In over a month and a half, I haven’t rated a single book five stars. I thought I  wasn’t in the mood to read and wouldn’t love anything, but after reading Piecing Me Together I realise that’s not true because I loved everything about this novel!

This book isn’t exactly underrated because it has won several awards, but I think it deserves a lot more praise than it has received. I love this book so much. Every character was complex and Jade was a wonderful protagonist. Her inner monologues were so on point; I love how she took others into account without sacrificing herself.

As usual I have a hard time writing a review for a book I love because all I want to say is I LOVE IT I LOVE IT, PLEASE PICK THIS UP IF YOU CAN! Piecing Me Together discusses a lot of important topics such as racism, racial profiling, poverty, sexism, etc. and it does so wonderfully. Seriously, whenever a character says something problematic, it is called out in the book (with the exception of cissexist language such as “men and women”).

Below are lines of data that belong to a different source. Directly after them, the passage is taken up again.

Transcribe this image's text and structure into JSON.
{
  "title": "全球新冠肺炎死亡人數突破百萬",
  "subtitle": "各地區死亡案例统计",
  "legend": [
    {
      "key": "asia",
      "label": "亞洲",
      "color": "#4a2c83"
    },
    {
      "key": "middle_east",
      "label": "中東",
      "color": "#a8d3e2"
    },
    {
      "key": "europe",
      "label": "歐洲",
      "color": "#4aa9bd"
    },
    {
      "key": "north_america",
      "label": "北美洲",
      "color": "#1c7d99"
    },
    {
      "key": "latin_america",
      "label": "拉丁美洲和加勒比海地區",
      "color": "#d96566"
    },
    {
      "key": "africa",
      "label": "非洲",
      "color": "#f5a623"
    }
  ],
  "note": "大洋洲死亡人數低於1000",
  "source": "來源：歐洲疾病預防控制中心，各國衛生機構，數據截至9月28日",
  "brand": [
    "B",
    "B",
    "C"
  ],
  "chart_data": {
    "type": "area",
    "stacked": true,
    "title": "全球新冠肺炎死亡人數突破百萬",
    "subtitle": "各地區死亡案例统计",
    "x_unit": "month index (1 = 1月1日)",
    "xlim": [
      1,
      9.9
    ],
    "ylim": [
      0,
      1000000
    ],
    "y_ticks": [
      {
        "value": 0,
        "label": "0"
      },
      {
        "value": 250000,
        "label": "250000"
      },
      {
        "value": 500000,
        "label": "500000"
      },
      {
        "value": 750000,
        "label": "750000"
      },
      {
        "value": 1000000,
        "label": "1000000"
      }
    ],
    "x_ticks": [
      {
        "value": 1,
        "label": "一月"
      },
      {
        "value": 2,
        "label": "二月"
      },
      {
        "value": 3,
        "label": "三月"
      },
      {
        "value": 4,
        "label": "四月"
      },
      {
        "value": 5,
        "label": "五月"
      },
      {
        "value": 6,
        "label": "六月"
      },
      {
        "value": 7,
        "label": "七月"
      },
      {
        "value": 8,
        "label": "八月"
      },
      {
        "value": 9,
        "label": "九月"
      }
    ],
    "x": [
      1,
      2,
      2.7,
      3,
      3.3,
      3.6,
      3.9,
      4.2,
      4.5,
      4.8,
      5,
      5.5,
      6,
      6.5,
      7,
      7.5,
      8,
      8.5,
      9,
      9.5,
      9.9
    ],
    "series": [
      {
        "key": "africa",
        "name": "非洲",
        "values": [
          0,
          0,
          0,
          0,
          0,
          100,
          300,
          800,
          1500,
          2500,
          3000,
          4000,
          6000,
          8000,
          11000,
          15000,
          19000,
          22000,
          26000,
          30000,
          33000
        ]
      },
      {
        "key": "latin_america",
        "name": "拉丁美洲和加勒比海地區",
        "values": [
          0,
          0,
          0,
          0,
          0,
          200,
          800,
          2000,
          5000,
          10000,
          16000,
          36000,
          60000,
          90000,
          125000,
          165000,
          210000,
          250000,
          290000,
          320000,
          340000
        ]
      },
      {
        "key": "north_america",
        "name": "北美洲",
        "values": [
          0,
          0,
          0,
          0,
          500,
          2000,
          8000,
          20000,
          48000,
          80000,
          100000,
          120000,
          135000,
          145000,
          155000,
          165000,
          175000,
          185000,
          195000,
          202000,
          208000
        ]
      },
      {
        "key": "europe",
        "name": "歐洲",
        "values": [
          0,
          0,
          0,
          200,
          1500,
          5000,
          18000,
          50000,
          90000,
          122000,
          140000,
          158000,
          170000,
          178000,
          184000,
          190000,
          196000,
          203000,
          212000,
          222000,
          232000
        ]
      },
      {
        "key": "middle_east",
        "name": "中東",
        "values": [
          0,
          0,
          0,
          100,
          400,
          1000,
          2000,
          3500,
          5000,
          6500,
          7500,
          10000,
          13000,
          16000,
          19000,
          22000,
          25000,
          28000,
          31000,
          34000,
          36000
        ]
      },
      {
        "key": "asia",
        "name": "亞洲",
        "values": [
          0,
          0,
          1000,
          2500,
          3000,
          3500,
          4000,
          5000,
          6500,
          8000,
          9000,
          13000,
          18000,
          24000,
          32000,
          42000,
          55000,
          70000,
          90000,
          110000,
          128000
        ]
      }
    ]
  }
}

Jade is black but she occasionally mentions the treatment of Native Americans in the United States as well. Usually they are excluded from conversations, so that was a really nice change.

I also adored the different types of family that are portrayed in the book (e.g. divorced parents). It definitely added another layer of authenticity.

content and trigger warning for racism, racial profiling, police brutality, ableist language, sexism, anti-fat remarks, one mention of drug use, one mention of cheating, slut-shaming, cissexist language

Clearly, I absolutely loved this book! I loved following Jade’s journey as a black, fat and poor teenager in the United States and I certainly plan on reading more of this author’s work! 5 out of 5 stars!